Sensitivitas momen ini terletak pada kenyataan bahwa pengungkapan kinerja perusahaan baru sering menjadi kesempatan bagi investor awal untuk merealisasikan keuntungan. Meskipun harga saham saat ini telah turun signifikan dari titik tertinggi, bagi investor yang masuk sejak awal, masih terdapat keuntungan kertas (paper gain) yang cukup besar, sehingga motivasi untuk menjual tidak boleh diabaikan.
Kenaikan awal harga saham SpaceX mungkin sebagian berasal dari pembelian wajib oleh dana indeks pasif.
Setelah Nasdaq mengubah aturan, perusahaan dengan kapitalisasi pasar besar yang baru listing diperbolehkan masuk ke dalam Indeks Nasdaq 100 paling cepat 15 hari perdagangan setelah listing, jauh lebih cepat dari persyaratan minimum sebelumnya yaitu tiga bulan.

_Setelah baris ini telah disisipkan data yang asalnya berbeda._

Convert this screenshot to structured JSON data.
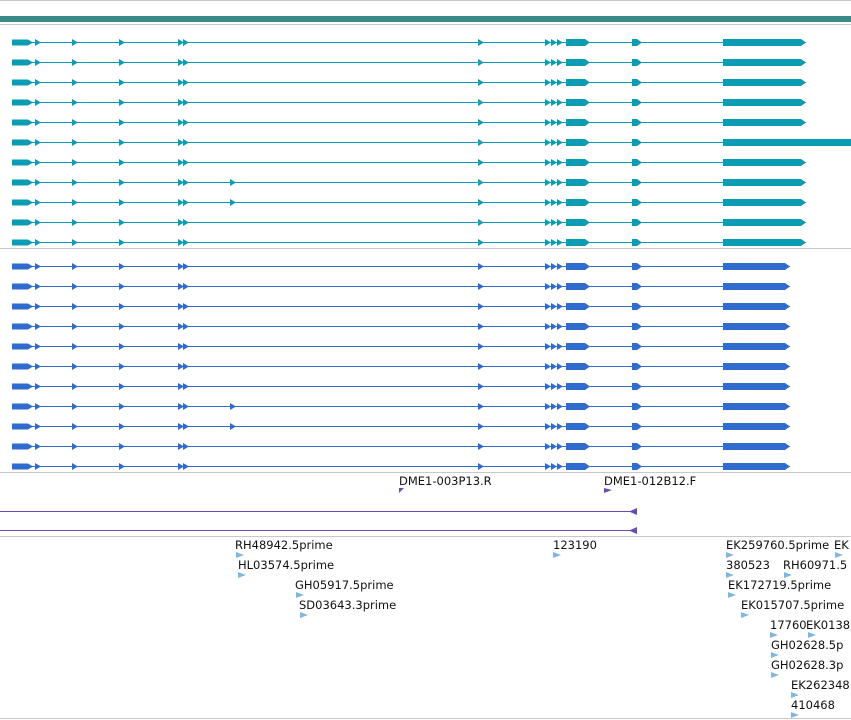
{
  "colors": {
    "top_bar": "#3a8a8c",
    "teal_track": "#0a9cb2",
    "blue_track": "#2f6ccd",
    "purple_track": "#6a4cb4",
    "est_marker": "#7fb8de",
    "divider": "#c8c8c8"
  },
  "transcripts_teal_count": 11,
  "transcripts_blue_count": 11,
  "primer_labels": [
    "DME1-003P13.R",
    "DME1-012B12.F"
  ],
  "est_labels": [
    "RH48942.5prime",
    "HL03574.5prime",
    "GH05917.5prime",
    "SD03643.3prime",
    "123190",
    "EK259760.5prime",
    "EK",
    "380523",
    "RH60971.5",
    "EK172719.5prime",
    "EK015707.5prime",
    "17760",
    "EK0138",
    "GH02628.5p",
    "GH02628.3p",
    "EK262348",
    "410468"
  ]
}
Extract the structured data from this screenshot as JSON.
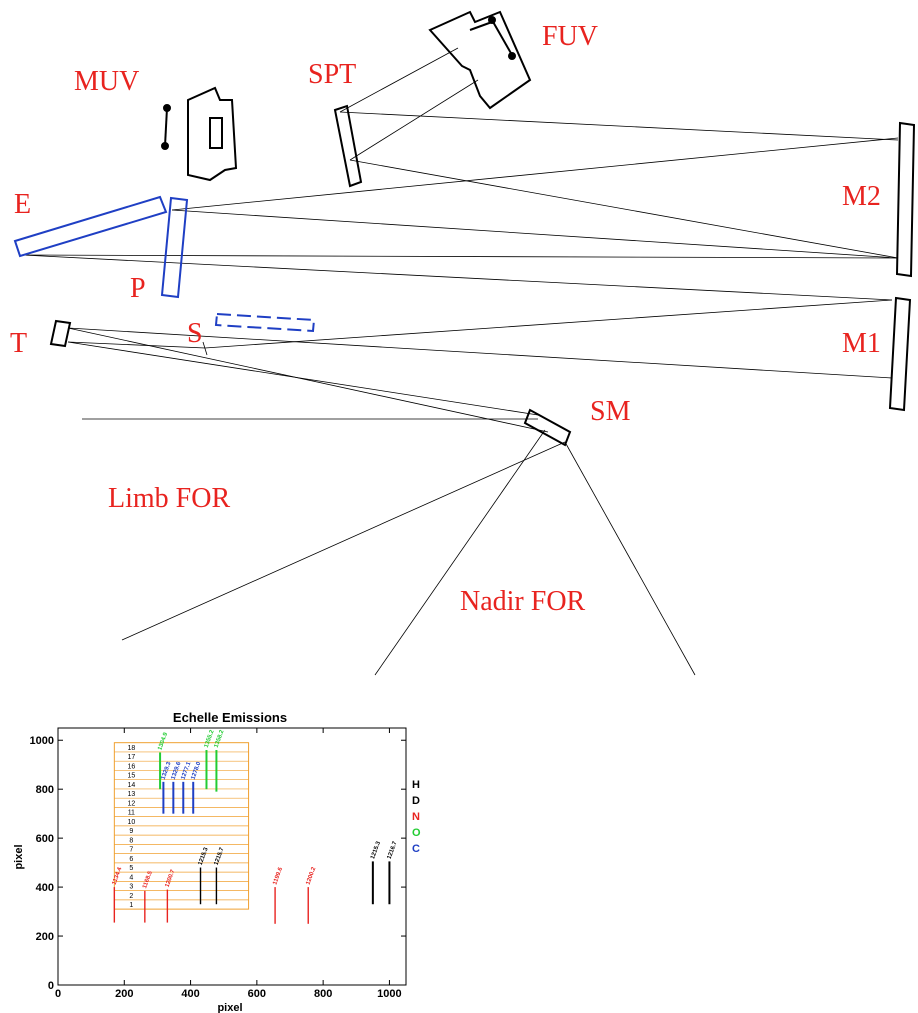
{
  "labels": {
    "fuv": "FUV",
    "muv": "MUV",
    "spt": "SPT",
    "e": "E",
    "m2": "M2",
    "p": "P",
    "t": "T",
    "s": "S",
    "m1": "M1",
    "sm": "SM",
    "limb_for": "Limb FOR",
    "nadir_for": "Nadir FOR"
  },
  "colors": {
    "label": "#e8231f",
    "blue_component": "#1f3fc4",
    "grid_box": "#f0a030",
    "H": "#000000",
    "D": "#000000",
    "N": "#e8231f",
    "O": "#22cc33",
    "C": "#1f3fc4"
  },
  "chart_data": {
    "type": "line",
    "title": "Echelle Emissions",
    "xlabel": "pixel",
    "ylabel": "pixel",
    "xlim": [
      0,
      1050
    ],
    "ylim": [
      0,
      1050
    ],
    "xticks": [
      0,
      200,
      400,
      600,
      800,
      1000
    ],
    "yticks": [
      0,
      200,
      400,
      600,
      800,
      1000
    ],
    "grid": false,
    "legend_position": "right",
    "legend": [
      "H",
      "D",
      "N",
      "O",
      "C"
    ],
    "orders_box": {
      "x": [
        170,
        575
      ],
      "y": [
        310,
        990
      ]
    },
    "orders": [
      "1",
      "2",
      "3",
      "4",
      "5",
      "6",
      "7",
      "8",
      "9",
      "10",
      "11",
      "12",
      "13",
      "14",
      "15",
      "16",
      "17",
      "18"
    ],
    "lines": [
      {
        "species": "N",
        "label": "1134.4",
        "x": 170,
        "y0": 255,
        "y1": 400
      },
      {
        "species": "N",
        "label": "1168.5",
        "x": 262,
        "y0": 255,
        "y1": 385
      },
      {
        "species": "N",
        "label": "1200.7",
        "x": 330,
        "y0": 255,
        "y1": 390
      },
      {
        "species": "D",
        "label": "1215.3",
        "x": 430,
        "y0": 330,
        "y1": 480
      },
      {
        "species": "D",
        "label": "1215.7",
        "x": 478,
        "y0": 330,
        "y1": 480
      },
      {
        "species": "N",
        "label": "1199.6",
        "x": 655,
        "y0": 250,
        "y1": 400
      },
      {
        "species": "N",
        "label": "1200.2",
        "x": 755,
        "y0": 250,
        "y1": 400
      },
      {
        "species": "H",
        "label": "1215.3",
        "x": 950,
        "y0": 330,
        "y1": 505
      },
      {
        "species": "H",
        "label": "1216.7",
        "x": 1000,
        "y0": 330,
        "y1": 505
      },
      {
        "species": "O",
        "label": "1304.9",
        "x": 308,
        "y0": 800,
        "y1": 950
      },
      {
        "species": "O",
        "label": "1355.2",
        "x": 448,
        "y0": 800,
        "y1": 960
      },
      {
        "species": "O",
        "label": "1358.2",
        "x": 478,
        "y0": 790,
        "y1": 960
      },
      {
        "species": "C",
        "label": "1329.3",
        "x": 318,
        "y0": 700,
        "y1": 830
      },
      {
        "species": "C",
        "label": "1329.6",
        "x": 348,
        "y0": 700,
        "y1": 830
      },
      {
        "species": "C",
        "label": "1277.1",
        "x": 378,
        "y0": 700,
        "y1": 830
      },
      {
        "species": "C",
        "label": "1278.0",
        "x": 408,
        "y0": 700,
        "y1": 830
      }
    ]
  }
}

Berdasarkan ini, SpaceX dimasukkan ke dalam indeks tersebut pada bulan Juli, dan bergabung dengan Indeks Russell 1000 sekitar dua minggu setelah IPO akhir Juni.
Menurut Bloomberg, analis Bloomberg Intelligence Rob Du Boff memperkirakan bahwa masuknya SpaceX ke dalam Nasdaq 100 dan indeks terkait FTSE Russell akan mendorong dana indeks untuk membeli setidaknya 5,4 miliar dolar AS saham. Pembelian pasif dalam skala besar ini memberikan dukungan bagi harga saham pada awal periode listing, namun permintaan teknis seperti ini biasanya sulit bertahan lama.
Meskipun harga saham mengalami tekanan, Wall Street secara keseluruhan tetap memegang pandangan optimis terhadap SpaceX.
Setelah masa tenang (quiet period) bagi analis dari bank yang berpartisipasi dalam IPO ini berakhir, serangkaian laporan bullish dirilis secara padat, di mana Raymond James memberikan target harga tertinggi di seluruh jalan (street) sebesar 800 dolar AS.
Menurut pelacakan Bloomberg, lebih dari 80% analis memberikan rating setara dengan "beli" untuk SpaceX, dengan target harga rata-rata sekitar 238 dolar AS, menyiratkan ruang kenaikan sekitar 78% dari harga saham saat ini.